Dr. Razvan Ticulescu
Cardiologist at European Cardiomyopathy Center
Q&A: What is involved in cardiological follow-up of the HOCM patient after septal myectomy surgery?
Because septal myectomy surgery has a very good outcome, follow-up of the HOCM patient is fairly easy. It is one of the few operations after which the patient does not get a foreign material in the heart. A portion of the myocardium is removed, that which is responsible for the obstruction to the blood leaving the heart. The operation, like any heart surgery, can have certain complications. They are rare in our experience, over 100 patients operated on. We have not lost a single patient.
One of the lines we have to walk in following the patient is the electrical side, in the sense that in the heart there are some “wires” that conduct electric current. If you cut a portion of the muscle and remove that area, most often one of the wires that conduct the electrical current is also intricate. The others remain and generally no problems occur. One should watch and see how the other conduction pathways take over the transmission of the electrical impulse.
Another direction of follow-up: we have to follow the outcome of the intervention over time, which, according to our statistics and those from the international level, is very good. The removal of the obstruction, that gradient, is followed over time, sonographically. We cannot know if the operation has been successful or not except by doing an ultrasound. We do an ultrasound immediately in the operating theatre, then during hospitalisation and then we follow the patient periodically afterwards to see if this gradient/obstruction recurs. Generally, it does not recur. We have not had any patient who needed a new intervention because the obstruction recurred.
Another element that the technique used by our centre takes into account is the preservation of the mitral valve. During the operation, in addition to removing the muscle that prevents blood from leaving the heart, a repair of the mitral valve is performed, a mitral valve plasty is made.

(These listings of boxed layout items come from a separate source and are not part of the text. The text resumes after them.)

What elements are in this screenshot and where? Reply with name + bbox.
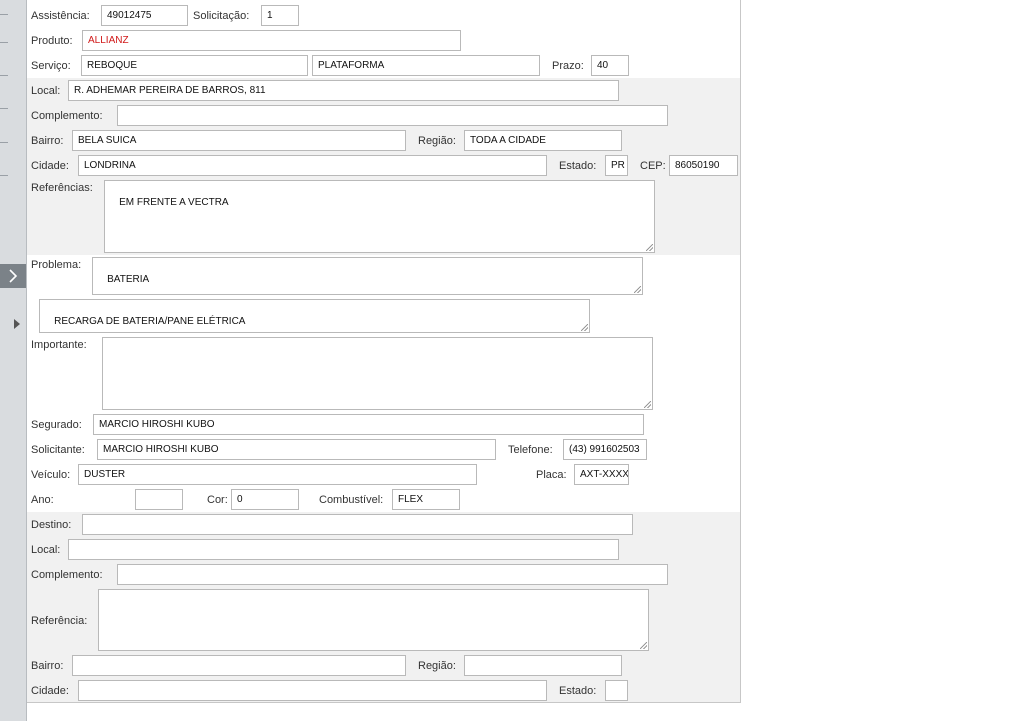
complemento-label: Complemento: <box>31 110 103 122</box>
ano-field[interactable] <box>135 489 183 510</box>
importante-label: Importante: <box>31 339 87 351</box>
combustivel-field[interactable]: FLEX <box>392 489 460 510</box>
regiao-label: Região: <box>418 135 456 147</box>
regiao-field[interactable]: TODA A CIDADE <box>464 130 622 151</box>
referencias-textarea[interactable]: EM FRENTE A VECTRA <box>104 180 655 253</box>
destino-label: Destino: <box>31 519 72 531</box>
destino-complemento-field[interactable] <box>117 564 668 585</box>
chevron-right-icon <box>9 269 18 283</box>
sidebar-tick <box>0 42 8 43</box>
segurado-label: Segurado: <box>31 419 82 431</box>
bairro-field[interactable]: BELA SUICA <box>72 130 406 151</box>
local-label: Local: <box>31 85 61 97</box>
referencias-label: Referências: <box>31 182 93 194</box>
combustivel-label: Combustível: <box>319 494 384 506</box>
sidebar-tick <box>0 175 8 176</box>
bairro-label: Bairro: <box>31 135 64 147</box>
solicitante-label: Solicitante: <box>31 444 85 456</box>
cor-field[interactable]: 0 <box>231 489 299 510</box>
servico-label: Serviço: <box>31 60 71 72</box>
problema-detail-text: RECARGA DE BATERIA/PANE ELÉTRICA <box>54 316 246 327</box>
veiculo-field[interactable]: DUSTER <box>78 464 477 485</box>
ano-label: Ano: <box>31 494 54 506</box>
destino-bairro-label: Bairro: <box>31 660 64 672</box>
telefone-label: Telefone: <box>508 444 553 456</box>
sidebar-expand-button[interactable] <box>0 264 26 288</box>
destino-regiao-label: Região: <box>418 660 456 672</box>
problema-text: BATERIA <box>107 274 150 285</box>
destino-field[interactable] <box>82 514 633 535</box>
veiculo-label: Veículo: <box>31 469 71 481</box>
placa-label: Placa: <box>536 469 567 481</box>
sidebar-tick <box>0 108 8 109</box>
complemento-field[interactable] <box>117 105 668 126</box>
telefone-field[interactable]: (43) 991602503 <box>563 439 647 460</box>
destino-estado-label: Estado: <box>559 685 597 697</box>
solicitante-field[interactable]: MARCIO HIROSHI KUBO <box>97 439 496 460</box>
prazo-label: Prazo: <box>552 60 584 72</box>
resize-grip-icon[interactable] <box>646 244 653 251</box>
problema-textarea[interactable]: BATERIA <box>92 257 643 295</box>
produto-label: Produto: <box>31 35 73 47</box>
solicitacao-field[interactable]: 1 <box>261 5 299 26</box>
destino-local-field[interactable] <box>68 539 619 560</box>
cep-label: CEP: <box>640 160 666 172</box>
resize-grip-icon[interactable] <box>581 324 588 331</box>
destino-cidade-label: Cidade: <box>31 685 69 697</box>
produto-field[interactable]: ALLIANZ <box>82 30 461 51</box>
local-field[interactable]: R. ADHEMAR PEREIRA DE BARROS, 811 <box>68 80 619 101</box>
cidade-field[interactable]: LONDRINA <box>78 155 547 176</box>
destino-complemento-label: Complemento: <box>31 569 103 581</box>
destino-bairro-field[interactable] <box>72 655 406 676</box>
destino-referencia-textarea[interactable] <box>98 589 649 651</box>
resize-grip-icon[interactable] <box>644 401 651 408</box>
sidebar-tick <box>0 14 8 15</box>
servico-type-field[interactable]: PLATAFORMA <box>312 55 540 76</box>
servico-field[interactable]: REBOQUE <box>81 55 308 76</box>
destino-local-label: Local: <box>31 544 61 556</box>
sidebar-tick <box>0 75 8 76</box>
cor-label: Cor: <box>207 494 228 506</box>
cidade-label: Cidade: <box>31 160 69 172</box>
service-request-form: Assistência: 49012475 Solicitação: 1 Pro… <box>27 0 741 703</box>
resize-grip-icon[interactable] <box>634 286 641 293</box>
segurado-field[interactable]: MARCIO HIROSHI KUBO <box>93 414 644 435</box>
left-sidebar <box>0 0 27 721</box>
assistencia-field[interactable]: 49012475 <box>101 5 188 26</box>
destino-referencia-label: Referência: <box>31 615 88 627</box>
assistencia-label: Assistência: <box>31 10 90 22</box>
problema-label: Problema: <box>31 259 82 271</box>
referencias-text: EM FRENTE A VECTRA <box>119 197 229 208</box>
sidebar-tick <box>0 142 8 143</box>
problema-detail-textarea[interactable]: RECARGA DE BATERIA/PANE ELÉTRICA <box>39 299 590 333</box>
importante-textarea[interactable] <box>102 337 653 410</box>
destino-estado-field[interactable] <box>605 680 628 701</box>
caret-right-icon <box>14 319 20 329</box>
placa-field[interactable]: AXT-XXXX <box>574 464 629 485</box>
prazo-field[interactable]: 40 <box>591 55 629 76</box>
destino-cidade-field[interactable] <box>78 680 547 701</box>
resize-grip-icon[interactable] <box>640 642 647 649</box>
solicitacao-label: Solicitação: <box>193 10 250 22</box>
destino-regiao-field[interactable] <box>464 655 622 676</box>
cep-field[interactable]: 86050190 <box>669 155 738 176</box>
estado-field[interactable]: PR <box>605 155 628 176</box>
estado-label: Estado: <box>559 160 597 172</box>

The cardiologist is also responsible for monitoring the function of the mitral valve, in the sense that he or she will assess whether there is and how serious the mitral valve regurgitation is after this operation. What we have found is that the Ferrazzi technique used by our centre helps to reduce the mitral pathology associated with CMHO, so that mitral valve replacement is extremely rare. At this very moment, we are conducting a study in this regard and we have observed that even when there are important changes in the mitral valve, it is possible to repair and preserve the mitral valve, without having to replace it.
One thing that patients need to understand is that although the surgery will radically change their life in the sense that they will feel much better, they will not get tired, they will not have chest pain and their life expectancy will be normal, but the diagnosis of CMHO remains after the surgery. During the operation only a small portion of the myocardium is removed, the rest of the myocardium remains enlarged, it remains hypetrophic. This can lead to cardiac arrhythmias. For this reason, we monitor the heart rhythm through Holter examinations, which we repeatedly give to patients.
Also, also post-operatively, once the gradient/obstruction in the left ventricular ejection tract is dissipated, the risk of sudden death is reduced. This risk is assessed by the cardiologist according to several parameters: history of sudden death in the family, cardiac arrhythmias that still occur, presence of fibrosis that we evaluate by cardiac MRI. The cardiologist has to integrate all these data and it is not excluded to need a defibrillator implantation. Even if the gradient was eliminated and the patient was doing very well, however, the risk of cardiac arrhythmia and sudden death remained increased and a pacemaker may be needed.
Also, after surgery, drug treatment is required, which is much reduced compared to pre-op, but this beta-blocker treatment is important to be followed by the cardiologist.
After surgery, according to the existing protocol, the cardiologist should review the patient at one month, 3 months, 6 months and afterwards at one year, depending on each individual case. Patients who present certain problems are recommended to be re-evaluated more often.
Patient follow-up after surgery consists of: clinical examination, ultrasound, electrocardiogram, Holter monitoring and possibly cardiac MRI imaging.